Déclaration commune sur la représentativité syndicale : péripétie ou événement majeur ?
mai 2008
Le 9 avril 2008, deux syndicats patronaux (MEDEF, CGPME) et deux syndicats de salariés (CGT, CFDT) ont signé une "position commune" sur la représentativité et le financement des syndicats. Bien que d’autres syndicats s’y soient opposés, la plupart des commentateurs se demandent, comme Guy Groux (directeur de recherche au Cevipof de Sciences Po) si cet accord ne signe pas " la fin d’une époque ". Non seulement parce qu’il " élargit le périmètre de la démocratie sociale ", mais surtout parce qu’il " clôt un cycle (…) ouvert dès l’après-guerre et qui renvoie aux rapports de la négociation collective et de l’État."

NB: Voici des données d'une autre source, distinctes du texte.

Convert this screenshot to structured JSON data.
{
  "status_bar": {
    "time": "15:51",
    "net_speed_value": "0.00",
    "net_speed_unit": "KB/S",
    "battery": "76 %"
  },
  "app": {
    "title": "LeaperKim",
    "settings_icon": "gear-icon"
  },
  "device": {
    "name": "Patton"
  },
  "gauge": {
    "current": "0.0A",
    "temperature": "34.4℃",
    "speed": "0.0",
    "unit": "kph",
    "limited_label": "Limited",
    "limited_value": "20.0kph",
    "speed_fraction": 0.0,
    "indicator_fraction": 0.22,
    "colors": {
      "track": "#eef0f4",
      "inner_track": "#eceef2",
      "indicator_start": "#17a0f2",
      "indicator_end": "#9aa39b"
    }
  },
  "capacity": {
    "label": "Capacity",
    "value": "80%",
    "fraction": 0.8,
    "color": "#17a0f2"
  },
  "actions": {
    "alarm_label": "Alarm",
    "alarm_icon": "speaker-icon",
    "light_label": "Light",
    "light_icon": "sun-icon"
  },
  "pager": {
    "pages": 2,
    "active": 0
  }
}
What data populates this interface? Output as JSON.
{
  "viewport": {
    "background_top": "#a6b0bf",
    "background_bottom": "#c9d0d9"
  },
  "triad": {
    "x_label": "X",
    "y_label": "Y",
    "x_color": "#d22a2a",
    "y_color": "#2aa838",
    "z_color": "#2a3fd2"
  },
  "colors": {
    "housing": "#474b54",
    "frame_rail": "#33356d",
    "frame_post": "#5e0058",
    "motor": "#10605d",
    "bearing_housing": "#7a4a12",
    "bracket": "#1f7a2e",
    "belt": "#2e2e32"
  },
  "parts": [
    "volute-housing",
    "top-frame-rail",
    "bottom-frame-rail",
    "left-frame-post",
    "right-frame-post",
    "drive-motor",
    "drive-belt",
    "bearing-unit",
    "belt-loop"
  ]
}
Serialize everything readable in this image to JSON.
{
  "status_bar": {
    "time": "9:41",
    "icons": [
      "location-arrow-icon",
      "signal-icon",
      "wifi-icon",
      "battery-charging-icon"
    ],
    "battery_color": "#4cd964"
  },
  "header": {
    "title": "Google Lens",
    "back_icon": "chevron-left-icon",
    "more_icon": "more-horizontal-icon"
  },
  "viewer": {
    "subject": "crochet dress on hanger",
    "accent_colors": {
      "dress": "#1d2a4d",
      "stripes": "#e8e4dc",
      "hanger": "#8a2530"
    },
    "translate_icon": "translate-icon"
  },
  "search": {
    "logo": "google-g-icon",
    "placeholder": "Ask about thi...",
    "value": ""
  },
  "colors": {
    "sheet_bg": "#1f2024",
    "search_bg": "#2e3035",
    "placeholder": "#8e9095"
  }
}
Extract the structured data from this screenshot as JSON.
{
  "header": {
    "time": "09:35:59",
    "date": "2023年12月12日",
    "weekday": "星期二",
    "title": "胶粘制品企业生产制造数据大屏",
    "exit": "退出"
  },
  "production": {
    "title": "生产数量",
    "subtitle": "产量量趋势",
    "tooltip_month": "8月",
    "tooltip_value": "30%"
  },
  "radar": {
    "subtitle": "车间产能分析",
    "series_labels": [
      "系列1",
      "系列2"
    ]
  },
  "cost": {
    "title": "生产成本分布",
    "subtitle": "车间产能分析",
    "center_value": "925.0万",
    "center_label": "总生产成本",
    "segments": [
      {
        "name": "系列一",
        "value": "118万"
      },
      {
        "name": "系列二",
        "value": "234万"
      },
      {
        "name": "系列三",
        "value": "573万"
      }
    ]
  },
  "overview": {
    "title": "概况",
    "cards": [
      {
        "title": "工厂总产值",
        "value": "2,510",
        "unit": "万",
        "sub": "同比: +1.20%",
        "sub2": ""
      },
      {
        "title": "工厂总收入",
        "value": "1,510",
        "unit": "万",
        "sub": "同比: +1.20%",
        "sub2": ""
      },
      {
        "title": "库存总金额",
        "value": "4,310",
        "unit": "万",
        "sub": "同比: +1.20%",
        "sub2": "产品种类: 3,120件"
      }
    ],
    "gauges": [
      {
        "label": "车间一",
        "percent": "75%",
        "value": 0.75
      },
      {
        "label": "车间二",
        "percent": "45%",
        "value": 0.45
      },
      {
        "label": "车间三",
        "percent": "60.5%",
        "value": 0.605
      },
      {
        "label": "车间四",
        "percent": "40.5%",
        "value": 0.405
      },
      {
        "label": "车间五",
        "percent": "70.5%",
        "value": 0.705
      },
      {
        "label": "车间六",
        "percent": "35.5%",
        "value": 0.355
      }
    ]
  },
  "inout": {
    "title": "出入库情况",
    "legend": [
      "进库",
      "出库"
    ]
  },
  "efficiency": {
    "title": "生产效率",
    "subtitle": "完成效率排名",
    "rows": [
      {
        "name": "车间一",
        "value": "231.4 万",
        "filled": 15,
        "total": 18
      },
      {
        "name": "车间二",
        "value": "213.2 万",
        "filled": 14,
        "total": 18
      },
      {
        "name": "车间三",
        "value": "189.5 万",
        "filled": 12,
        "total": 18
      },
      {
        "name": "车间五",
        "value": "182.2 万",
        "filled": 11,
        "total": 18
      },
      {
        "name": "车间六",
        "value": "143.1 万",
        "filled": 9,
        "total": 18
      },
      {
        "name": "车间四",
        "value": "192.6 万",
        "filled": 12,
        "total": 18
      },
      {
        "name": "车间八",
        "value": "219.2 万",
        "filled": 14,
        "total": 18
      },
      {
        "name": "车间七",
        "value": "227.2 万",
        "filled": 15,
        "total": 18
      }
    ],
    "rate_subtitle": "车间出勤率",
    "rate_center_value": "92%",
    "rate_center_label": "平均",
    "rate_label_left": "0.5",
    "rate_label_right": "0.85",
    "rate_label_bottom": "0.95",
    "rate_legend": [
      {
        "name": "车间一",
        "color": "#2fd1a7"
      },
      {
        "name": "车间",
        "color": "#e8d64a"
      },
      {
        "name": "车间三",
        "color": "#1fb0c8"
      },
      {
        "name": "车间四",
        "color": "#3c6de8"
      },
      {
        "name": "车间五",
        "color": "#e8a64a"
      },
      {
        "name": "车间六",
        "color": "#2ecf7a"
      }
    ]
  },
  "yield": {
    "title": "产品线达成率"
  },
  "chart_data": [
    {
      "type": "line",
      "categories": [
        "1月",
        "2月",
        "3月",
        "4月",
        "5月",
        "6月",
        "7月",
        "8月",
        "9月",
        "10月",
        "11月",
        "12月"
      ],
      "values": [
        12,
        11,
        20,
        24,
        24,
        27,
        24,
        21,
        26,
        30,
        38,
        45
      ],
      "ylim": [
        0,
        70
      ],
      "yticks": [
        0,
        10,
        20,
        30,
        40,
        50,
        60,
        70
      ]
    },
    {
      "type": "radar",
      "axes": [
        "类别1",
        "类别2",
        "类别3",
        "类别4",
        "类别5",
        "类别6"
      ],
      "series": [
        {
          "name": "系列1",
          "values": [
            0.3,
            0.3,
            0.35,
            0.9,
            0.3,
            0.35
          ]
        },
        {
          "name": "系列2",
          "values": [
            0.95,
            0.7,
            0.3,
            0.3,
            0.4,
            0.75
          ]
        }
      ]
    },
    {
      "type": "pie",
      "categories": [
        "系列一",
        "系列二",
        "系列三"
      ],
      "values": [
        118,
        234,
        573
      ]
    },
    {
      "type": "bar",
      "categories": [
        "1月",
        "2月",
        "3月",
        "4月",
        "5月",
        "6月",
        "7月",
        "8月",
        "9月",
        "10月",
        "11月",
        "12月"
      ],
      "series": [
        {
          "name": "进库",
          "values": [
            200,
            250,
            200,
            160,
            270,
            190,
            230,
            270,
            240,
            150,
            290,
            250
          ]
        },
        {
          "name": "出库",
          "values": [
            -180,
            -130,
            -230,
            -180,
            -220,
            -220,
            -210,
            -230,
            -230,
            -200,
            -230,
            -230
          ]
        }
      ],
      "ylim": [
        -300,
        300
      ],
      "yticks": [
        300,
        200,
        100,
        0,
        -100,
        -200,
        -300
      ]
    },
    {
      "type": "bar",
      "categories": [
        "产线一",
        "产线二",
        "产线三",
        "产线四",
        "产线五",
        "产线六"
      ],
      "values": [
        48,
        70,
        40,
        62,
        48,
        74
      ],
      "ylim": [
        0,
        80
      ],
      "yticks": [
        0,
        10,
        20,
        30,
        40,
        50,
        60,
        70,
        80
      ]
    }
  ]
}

Cette "rupture" est possible grâce au changement de stratégie de deux syndicats : le MEDEF et la CGT. Pour celle-ci, il s’agit de répondre " à trois traits essentiels : la nécessité de remédier à un syndicalisme figé, divisé, à une « société syndicale » paralysée ; celle de répondre aux divers blocages caractérisant le dialogue social à la française ; et surtout celle de reconnaître et d’assumer le rôle décisif et indispensable que beaucoup lui reconnaissent quant à l’évolution des rapports sociaux et de la négociation collective en France."
Pour le MEDEF, il s’agit de " rompre " avec les pratiques héritées de l’UIMM, notamment dans le cadre des accords d’entreprise.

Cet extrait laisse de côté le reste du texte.